If you need a taxi, just stick out your hand and one of the thousands of cars on the road will stop for you. In North America, it's considered dangerous and ill-advised to just get into a strangers car but here, not at all. Anyone wanting to earn a little extra money will pick up passengers and drive them wherever they need to go. The going rate is about 60 cents per kilometer but as a foreigner, I usually get charged a dollar or so. I don't mind because usually when I take a taxi, I'm too cold, too sick or too tired to care about getting over charged. Plus, I've had some fun conversations and met some neat people by doing this. It's strange but the truth is, it really is safe here and you can always wave them off if you get a strange vibe from them. I've only heard of one person who got hurt doing this and it's a "friend of a friend of a friend" type of story.


I kicked your foot
I love this one too!

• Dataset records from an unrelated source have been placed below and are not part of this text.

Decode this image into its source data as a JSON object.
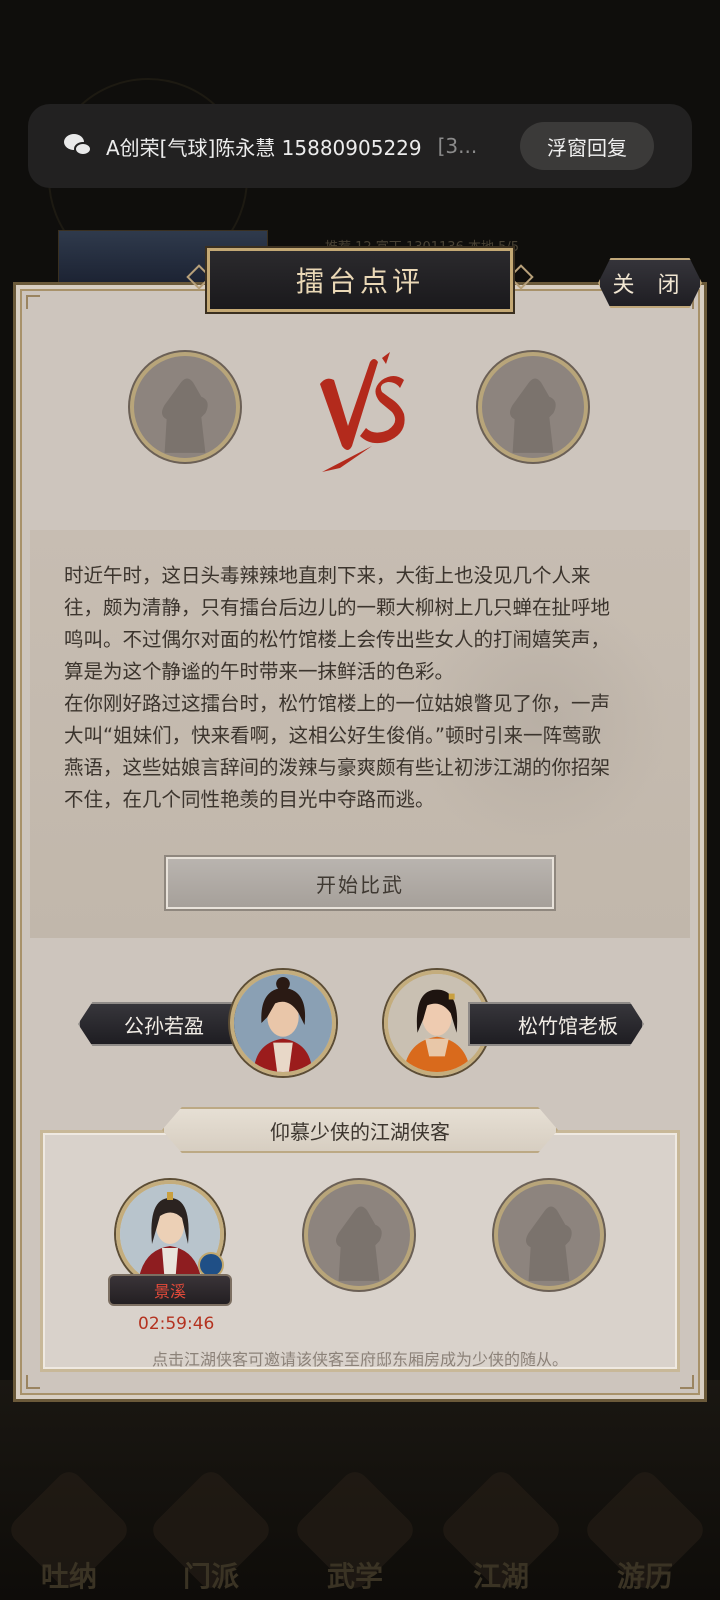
{
  "notification": {
    "app_icon": "wechat-icon",
    "message": "A创荣[气球]陈永慧 15880905229",
    "message_more": "[3...",
    "reply_button": "浮窗回复"
  },
  "background": {
    "stats_text": "推荐 12   富丁 1301136   本地 5/5",
    "nav": [
      "吐纳",
      "门派",
      "武学",
      "江湖",
      "游历"
    ]
  },
  "dialog": {
    "title": "擂台点评",
    "close_label": "关 闭",
    "story_lines": [
      "时近午时，这日头毒辣辣地直刺下来，大街上也没见几个人来",
      "往，颇为清静，只有擂台后边儿的一颗大柳树上几只蝉在扯呼地",
      "鸣叫。不过偶尔对面的松竹馆楼上会传出些女人的打闹嬉笑声，",
      "算是为这个静谧的午时带来一抹鲜活的色彩。",
      "在你刚好路过这擂台时，松竹馆楼上的一位姑娘瞥见了你，一声",
      "大叫“姐妹们，快来看啊，这相公好生俊俏。”顿时引来一阵莺歌",
      "燕语，这些姑娘言辞间的泼辣与豪爽颇有些让初涉江湖的你招架",
      "不住，在几个同性艳羡的目光中夺路而逃。"
    ],
    "start_button": "开始比武",
    "fighter_left": "公孙若盈",
    "fighter_right": "松竹馆老板",
    "fans_title": "仰慕少侠的江湖侠客",
    "fan_name": "景溪",
    "fan_timer": "02:59:46",
    "hint": "点击江湖侠客可邀请该侠客至府邸东厢房成为少侠的随从。"
  },
  "colors": {
    "accent_gold": "#c4a975",
    "vs_red": "#b32a1c",
    "timer_red": "#b4321f"
  }
}
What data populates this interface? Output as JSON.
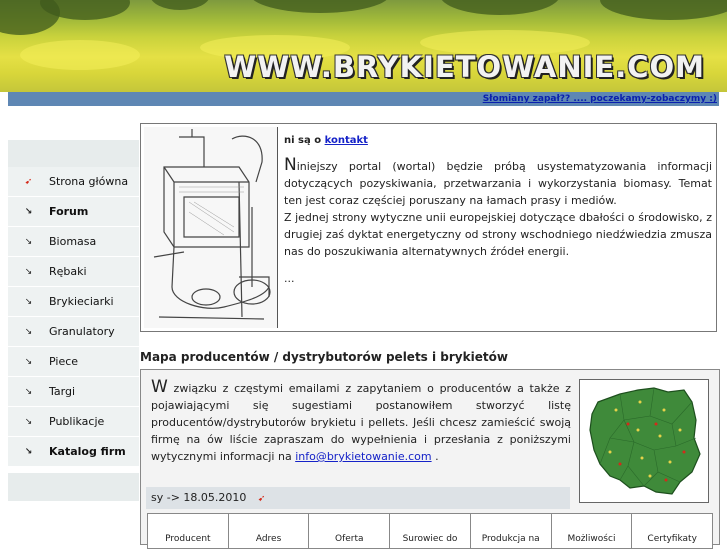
{
  "header": {
    "site_title": "WWW.BRYKIETOWANIE.COM",
    "slogan": "Słomiany zapał?? .... poczekamy-zobaczymy :)"
  },
  "sidebar": {
    "items": [
      {
        "label": "Strona główna",
        "icon": "red-arrow-icon"
      },
      {
        "label": "Forum",
        "icon": "down-arrow-icon"
      },
      {
        "label": "Biomasa",
        "icon": "down-arrow-icon"
      },
      {
        "label": "Rębaki",
        "icon": "down-arrow-icon"
      },
      {
        "label": "Brykieciarki",
        "icon": "down-arrow-icon"
      },
      {
        "label": "Granulatory",
        "icon": "down-arrow-icon"
      },
      {
        "label": "Piece",
        "icon": "down-arrow-icon"
      },
      {
        "label": "Targi",
        "icon": "down-arrow-icon"
      },
      {
        "label": "Publikacje",
        "icon": "down-arrow-icon"
      },
      {
        "label": "Katalog firm",
        "icon": "down-arrow-icon"
      }
    ]
  },
  "intro": {
    "head_prefix": "ni są o",
    "head_link": "kontakt",
    "first_letter": "N",
    "paragraph1_rest": "iniejszy portal (wortal) będzie próbą usystematyzowania informacji dotyczących pozyskiwania, przetwarzania i wykorzystania biomasy. Temat ten jest coraz częściej poruszany na łamach prasy i mediów.",
    "paragraph2": "Z jednej strony wytyczne unii europejskiej dotyczące dbałości o środowisko, z drugiej zaś dyktat energetyczny od strony wschodniego niedźwiedzia zmusza nas do poszukiwania alternatywnych źródeł energii.",
    "ellipsis": "..."
  },
  "map_section": {
    "title": "Mapa producentów / dystrybutorów pelets i brykietów",
    "first_letter": "W",
    "text": "związku z częstymi emailami z zapytaniem o producentów a także z pojawiającymi się sugestiami postanowiłem stworzyć listę producentów/dystrybutorów brykietu i pellets. Jeśli chcesz zamieścić swoją firmę na ów liście zapraszam do wypełnienia i przesłania z poniższymi wytycznymi informacji na",
    "email": "info@brykietowanie.com",
    "text_end": ".",
    "updated": "sy -> 18.05.2010",
    "table_headers": [
      "Producent",
      "Adres",
      "Oferta",
      "Surowiec do",
      "Produkcja na",
      "Możliwości",
      "Certyfikaty"
    ]
  },
  "colors": {
    "slogan_bar": "#5e87b4",
    "link": "#1522c8",
    "map_green": "#3f8a3a",
    "sidebar_bg": "#eef2f2"
  }
}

If you accidentally kick someones foot, you shake hands. Whether you're on the bus, or walking down the street, whether you kicked a complete stranger's foot or your best friend's foot, you shake their hand! It's so fun - it's like a little "oops, I'm sorry I kicked your foot, let's still be friends and shake hands." thing. I've done it on accident many times and I always wait for a hand to appear out of nowhere. Sometimes they see that I'm foreign and take their hand back like they don't expect me to know what to do about it. But when I offer my hand to shake, I get a little spark of appreciation look.

There are many more cultural differences but those are the ones that really stand out at the moment. Nothing like living in another culture to teach you humility and patience!

Time to go to the toilet to blow my nose again.